Like the joke at the beginning of a speech, comedy is the icebreaker that lets us slip into the bit, suspend disbelief, and allow ourselves to be swept away from the mundane to the sublime. It’s the happy feeling that keeps us open to new possibilities. If you want to analyze it, there are physiological reasons for this, but you probably don’t want to analyze it. You just want to enjoy it.
Mrs. Bennett, Lady Catherine, and Mr. Collins are all funny. Elizabeth overhearing herself called “tolerable” is hilarious, and she has the biggest laugh over it of anyone. Part of what makes Collins ridiculous is how he lays out the reasons for wanting to marry Elizabeth to her during his proposal—he’s inheriting her father’s estate, he makes a good living with Lady Catherine de Bourgh—and only last, almost an afterthought, mentions how ardently he admires and loves her. Elizabeth turns down Collins, though he very rationally points out that she may never get another offer. And she is allowed to.

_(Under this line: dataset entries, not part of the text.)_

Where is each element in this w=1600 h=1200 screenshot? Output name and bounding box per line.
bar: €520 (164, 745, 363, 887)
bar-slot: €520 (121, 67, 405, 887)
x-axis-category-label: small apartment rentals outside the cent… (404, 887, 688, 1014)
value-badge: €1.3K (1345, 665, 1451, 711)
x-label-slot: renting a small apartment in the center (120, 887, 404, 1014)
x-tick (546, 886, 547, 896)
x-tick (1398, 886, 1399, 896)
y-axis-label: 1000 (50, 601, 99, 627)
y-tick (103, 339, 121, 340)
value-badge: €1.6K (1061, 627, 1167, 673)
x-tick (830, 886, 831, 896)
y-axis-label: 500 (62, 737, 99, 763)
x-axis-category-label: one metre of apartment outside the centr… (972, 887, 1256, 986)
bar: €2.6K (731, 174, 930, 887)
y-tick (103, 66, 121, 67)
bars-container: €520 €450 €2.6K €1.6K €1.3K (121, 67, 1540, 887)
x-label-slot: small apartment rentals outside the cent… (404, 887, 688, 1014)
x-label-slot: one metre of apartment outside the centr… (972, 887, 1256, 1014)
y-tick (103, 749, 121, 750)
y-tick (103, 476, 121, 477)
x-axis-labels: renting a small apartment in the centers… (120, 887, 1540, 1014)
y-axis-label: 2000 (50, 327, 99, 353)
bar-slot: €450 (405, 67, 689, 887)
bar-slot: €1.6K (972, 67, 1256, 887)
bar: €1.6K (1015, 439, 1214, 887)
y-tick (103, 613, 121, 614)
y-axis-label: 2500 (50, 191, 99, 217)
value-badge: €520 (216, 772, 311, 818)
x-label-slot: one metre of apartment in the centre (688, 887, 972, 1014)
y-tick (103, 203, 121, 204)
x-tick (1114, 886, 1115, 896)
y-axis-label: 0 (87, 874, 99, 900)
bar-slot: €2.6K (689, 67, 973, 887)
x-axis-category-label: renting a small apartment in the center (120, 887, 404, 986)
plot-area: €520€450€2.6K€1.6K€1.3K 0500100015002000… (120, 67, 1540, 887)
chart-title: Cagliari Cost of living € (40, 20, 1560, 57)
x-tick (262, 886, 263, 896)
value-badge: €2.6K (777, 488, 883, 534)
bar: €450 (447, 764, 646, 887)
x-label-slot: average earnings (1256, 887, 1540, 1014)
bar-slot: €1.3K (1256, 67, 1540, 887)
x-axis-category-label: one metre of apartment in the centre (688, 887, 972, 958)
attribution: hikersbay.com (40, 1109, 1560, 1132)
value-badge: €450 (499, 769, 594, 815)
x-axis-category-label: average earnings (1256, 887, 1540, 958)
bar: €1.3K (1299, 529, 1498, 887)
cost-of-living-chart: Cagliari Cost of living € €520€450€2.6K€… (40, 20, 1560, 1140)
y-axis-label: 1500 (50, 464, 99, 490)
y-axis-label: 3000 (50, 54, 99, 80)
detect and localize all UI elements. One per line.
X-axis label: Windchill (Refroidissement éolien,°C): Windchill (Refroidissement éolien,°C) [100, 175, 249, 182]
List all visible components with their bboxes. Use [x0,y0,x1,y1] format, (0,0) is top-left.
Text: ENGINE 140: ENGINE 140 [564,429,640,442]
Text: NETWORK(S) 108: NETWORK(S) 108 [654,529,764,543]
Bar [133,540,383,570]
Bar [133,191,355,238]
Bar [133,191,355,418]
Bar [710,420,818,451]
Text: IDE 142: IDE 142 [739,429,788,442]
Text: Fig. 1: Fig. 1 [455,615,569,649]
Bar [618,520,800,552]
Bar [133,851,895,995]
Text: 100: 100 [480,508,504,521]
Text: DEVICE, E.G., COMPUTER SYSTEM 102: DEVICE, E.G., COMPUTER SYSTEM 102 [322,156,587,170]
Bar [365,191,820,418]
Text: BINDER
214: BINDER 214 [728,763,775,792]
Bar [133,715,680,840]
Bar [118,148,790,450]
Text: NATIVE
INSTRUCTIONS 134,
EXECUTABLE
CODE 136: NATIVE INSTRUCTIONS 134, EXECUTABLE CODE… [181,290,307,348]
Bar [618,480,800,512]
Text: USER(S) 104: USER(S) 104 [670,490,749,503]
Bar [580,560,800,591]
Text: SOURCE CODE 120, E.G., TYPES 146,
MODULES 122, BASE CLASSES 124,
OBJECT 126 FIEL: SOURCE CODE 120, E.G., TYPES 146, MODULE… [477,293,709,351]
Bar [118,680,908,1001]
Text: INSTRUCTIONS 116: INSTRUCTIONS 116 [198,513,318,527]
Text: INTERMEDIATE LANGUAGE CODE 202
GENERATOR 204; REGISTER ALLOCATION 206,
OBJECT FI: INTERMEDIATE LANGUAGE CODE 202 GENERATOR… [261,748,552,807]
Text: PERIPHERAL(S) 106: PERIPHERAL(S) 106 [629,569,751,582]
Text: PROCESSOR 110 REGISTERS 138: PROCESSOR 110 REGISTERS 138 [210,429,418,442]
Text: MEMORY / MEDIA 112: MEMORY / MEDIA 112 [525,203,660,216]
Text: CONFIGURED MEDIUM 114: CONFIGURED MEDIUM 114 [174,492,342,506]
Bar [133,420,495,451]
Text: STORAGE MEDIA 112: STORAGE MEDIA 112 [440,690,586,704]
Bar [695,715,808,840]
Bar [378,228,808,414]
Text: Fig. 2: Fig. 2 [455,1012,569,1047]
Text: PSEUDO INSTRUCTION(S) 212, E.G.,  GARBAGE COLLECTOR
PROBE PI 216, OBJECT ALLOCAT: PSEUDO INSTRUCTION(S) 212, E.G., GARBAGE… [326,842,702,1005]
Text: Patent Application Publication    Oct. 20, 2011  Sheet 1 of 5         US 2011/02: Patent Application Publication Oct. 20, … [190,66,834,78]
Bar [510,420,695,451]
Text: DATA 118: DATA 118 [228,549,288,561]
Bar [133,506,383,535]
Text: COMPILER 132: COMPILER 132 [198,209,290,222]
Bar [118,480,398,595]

Darcy, in his first proposal to Elizabeth, is equally ridiculous—though not nearly so funny. (Jokes are only funny when they land.) He notes his compunctions were reasonable, and even if in calmer moments Elizabeth would entirely agree, romance shouldn’t be a calmer moment. In romance, as in comedy, timing is everything. The worst version of Darcy thought that he could buy Elizabeth Bennett because he was, on paper, an offer she couldn’t refuse. But—surprise! She refused.
Elon Musk apparently buys many women to have children for him—as Pedro Pascal unsentimentally tries to purchase Dakota Johnson as a partner—but the women who enter into these agreements are not and can never be the heroines of a rom-com, and Pascal and Musk are definitely no Darcy. That’s because Darcy understands that Elizabeth is worth the trouble of making himself more agreeable, more gentlemanlike, of trying harder. Yes, he was better than she realized in fundamentals, but he still wasn’t good enough. And Elizabeth is the heroine because not only would she not sell herself cheaply to Collins, but because she wouldn’t sell herself at any price. Heroines value themselves above rubies. Heroes know that and make themselves worthy.
That’s why Song’s Materialists fails as both romance and as comedy. There is neither a hero nor a heroine in sight, and the best they can muster isn’t romance but a shrugging “Oh well, I guess they deserve each other?” which is not in the least bit funny.
In a real rom-com, people compromise, but never on what’s essential, and everyone changes for the better. And, like a good Shakespearean comedy, it ends with a wedding. Fortunately, like heroines, we have a choice—particularly in the stories we choose to live by. If we are open to learning that people are better than we thought, or even just different or more than we believed at first sight; if we keep our humor and live our lives honestly; if we care about the people we love and also respect and value ourselves, we can all flourish again—with rom-coms lighting the way.